場所は謁見の間の前。重厚な扉は固く閉ざされている。この奥に、このエルドール王国の王様がいるのだ。
ウィラードとレオナードとともに、これから会いに行く。リリーナはいない。彼女は使用人なので、会う権利がないのだそうだ。身分が厳しい国みたい。
扉の両脇に衛兵が立っていて、ちらちらとこちらに視線を投げていた。私は緊張して、両手を固く握る。
そんな中でも、レオナードはにこにこと爽やかな笑顔を浮かべている。もうすぐ王様に会うというのに彼の緊張感のなさはすごい。
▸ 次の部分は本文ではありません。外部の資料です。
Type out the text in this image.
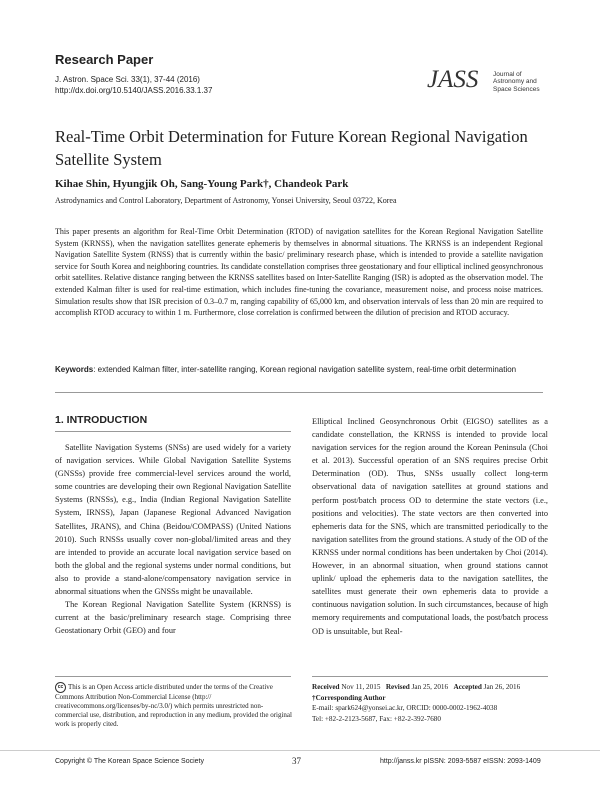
Research Paper
J. Astron. Space Sci. 33(1), 37-44 (2016)
http://dx.doi.org/10.5140/JASS.2016.33.1.37	JASS Journal of
Astronomy and
Space Sciences
Real-Time Orbit Determination for Future Korean Regional Navigation Satellite System
Kihae Shin, Hyungjik Oh, Sang-Young Park†, Chandeok Park
Astrodynamics and Control Laboratory, Department of Astronomy, Yonsei University, Seoul 03722, Korea
This paper presents an algorithm for Real-Time Orbit Determination (RTOD) of navigation satellites for the Korean Regional Navigation Satellite System (KRNSS), when the navigation satellites generate ephemeris by themselves in abnormal situations. The KRNSS is an independent Regional Navigation Satellite System (RNSS) that is currently within the basic/ preliminary research phase, which is intended to provide a satellite navigation service for South Korea and neighboring countries. Its candidate constellation comprises three geostationary and four elliptical inclined geosynchronous orbit satellites. Relative distance ranging between the KRNSS satellites based on Inter-Satellite Ranging (ISR) is adopted as the observation model. The extended Kalman filter is used for real-time estimation, which includes fine-tuning the covariance, measurement noise, and process noise matrices. Simulation results show that ISR precision of 0.3–0.7 m, ranging capability of 65,000 km, and observation intervals of less than 20 min are required to accomplish RTOD accuracy to within 1 m. Furthermore, close correlation is confirmed between the dilution of precision and RTOD accuracy.
Keywords: extended Kalman filter, inter-satellite ranging, Korean regional navigation satellite system, real-time orbit determination
1. INTRODUCTION

Satellite Navigation Systems (SNSs) are used widely for a variety of navigation services. While Global Navigation Satellite Systems (GNSSs) provide free commercial-level services around the world, some countries are developing their own Regional Navigation Satellite Systems (RNSSs), e.g., India (Indian Regional Navigation Satellite System, IRNSS), Japan (Japanese Regional Advanced Navigation Satellites, JRANS), and China (Beidou/COMPASS) (United Nations 2010). Such RNSSs usually cover non-global/limited areas and they are intended to provide an accurate local navigation service based on both the global and the regional systems under normal conditions, but also to provide a stand-alone/compensatory navigation service in abnormal situations when the GNSSs might be unavailable.

The Korean Regional Navigation Satellite System (KRNSS) is current at the basic/preliminary research stage. Comprising three Geostationary Orbit (GEO) and four

Elliptical Inclined Geosynchronous Orbit (EIGSO) satellites as a candidate constellation, the KRNSS is intended to provide local navigation services for the region around the Korean Peninsula (Choi et al. 2013). Successful operation of an SNS requires precise Orbit Determination (OD). Thus, SNSs usually collect long-term observational data of navigation satellites at ground stations and perform post/batch process OD to determine the state vectors (i.e., positions and velocities). The state vectors are then converted into ephemeris data for the SNS, which are transmitted periodically to the navigation satellites from the ground stations. A study of the OD of the KRNSS under normal conditions has been undertaken by Choi (2014). However, in an abnormal situation, when ground stations cannot uplink/ upload the ephemeris data to the navigation satellites, the satellites must generate their own ephemeris data to provide a continuous navigation solution. In such circumstances, because of high memory requirements and computational loads, the post/batch process OD is unsuitable, but Real-

cc This is an Open Access article distributed under the terms of the Creative Commons Attribution Non-Commercial License (http:// creativecommons.org/licenses/by-nc/3.0/) which permits unrestricted non-commercial use, distribution, and reproduction in any medium, provided the original work is properly cited.
Received Nov 11, 2015 Revised Jan 25, 2016 Accepted Jan 26, 2016
†Corresponding Author
E-mail: spark624@yonsei.ac.kr, ORCID: 0000-0002-1962-4038
Tel: +82-2-2123-5687, Fax: +82-2-392-7680
Copyright © The Korean Space Science Society	37	http://janss.kr pISSN: 2093-5587 eISSN: 2093-1409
そう言えば、王様の部下の部下って言っていた。王様が社長なら側近は副社長だとして、二人は部長や課長といったところかな。なら、何度も会っているから緊張もしないのか。
ウィルとレオナードを盗み見る。
性格は全く正反対のようだけど、不思議と二人の間には強い友情があるようだ。
そう思って、ふふ、と笑った。少しだけ緊張が解けた気がする。
こういう風に考えられるようになったのは、先ほどのウィルとの会話があったからだった。彼は不愛想だけど、不器用なだけでリリーナの言うとおり本当は優しいのかもしれない、と思った。
「なぜ俺たちを見て笑うんだ。不気味だ、りんね」
引き気味にウィルが言う。
彼はせっかく治してあげたのに、なぜだかまだ、三角巾をつるしている。
「なんでもないよ、ウィル」
そう私が答えると、レオナードが意外そうな顔をした。
「おい、りんねって?」
「聖女様の名前だ」
「いつ、ウィルって呼ぶようになったんだ?」
「ついさっきだ」
へぇ、と意味ありげにレオナードがウィラードを見た。
「いつの間に仲良しに……。分かってるだろ、ウィル?」
「分かってる。そういう訳じゃねえ」
何が分かってて、どういう訳じゃないんだろう? 二人の真意の分からない会話を一人、蚊帳の外で聞いていた。
「ふうん。では、りんね様」
レオナードが私に向き直る。
「抜け駆けしたウィラードに遅れましたが、私のことはお気軽にレオ、とお呼びください」
パチリ、とウインク。
だんだんとこの人の性格が分かってきた気がした。ひとことで言うと、軽い。
「聖女さ……りんね様」
レオナード改め、レオが笑顔をやめて真剣な表情になる。
「この先に王がいます。起こった事の説明は、私が行います。どうか、私を信じていてください」
その真っ直ぐな瞳に引き込まれそうになりながら、うん、と頷く。
「広間にはこの国の首脳陣が集結しています。しかしどうか恐れないで、堂々としていればいいのです。そう振る舞えば、案外そう見えてくるものですから」
レオがうやうやしくお辞儀をして片手を差し出す。私は頷くと、その手に自分の手を重ねる。男の人にエスコートされるなんて、生まれて初めてかもしれない。
私たちは扉の前に立つ。この先に王様がいるんだ。王様に会ったら、帰り方を聞かなくちゃ。そんな事を、ぼんやりと思った。
バァン、と扉が開けられる。
瞬間、レオとウィルの視線が意味ありげに交差した気がした。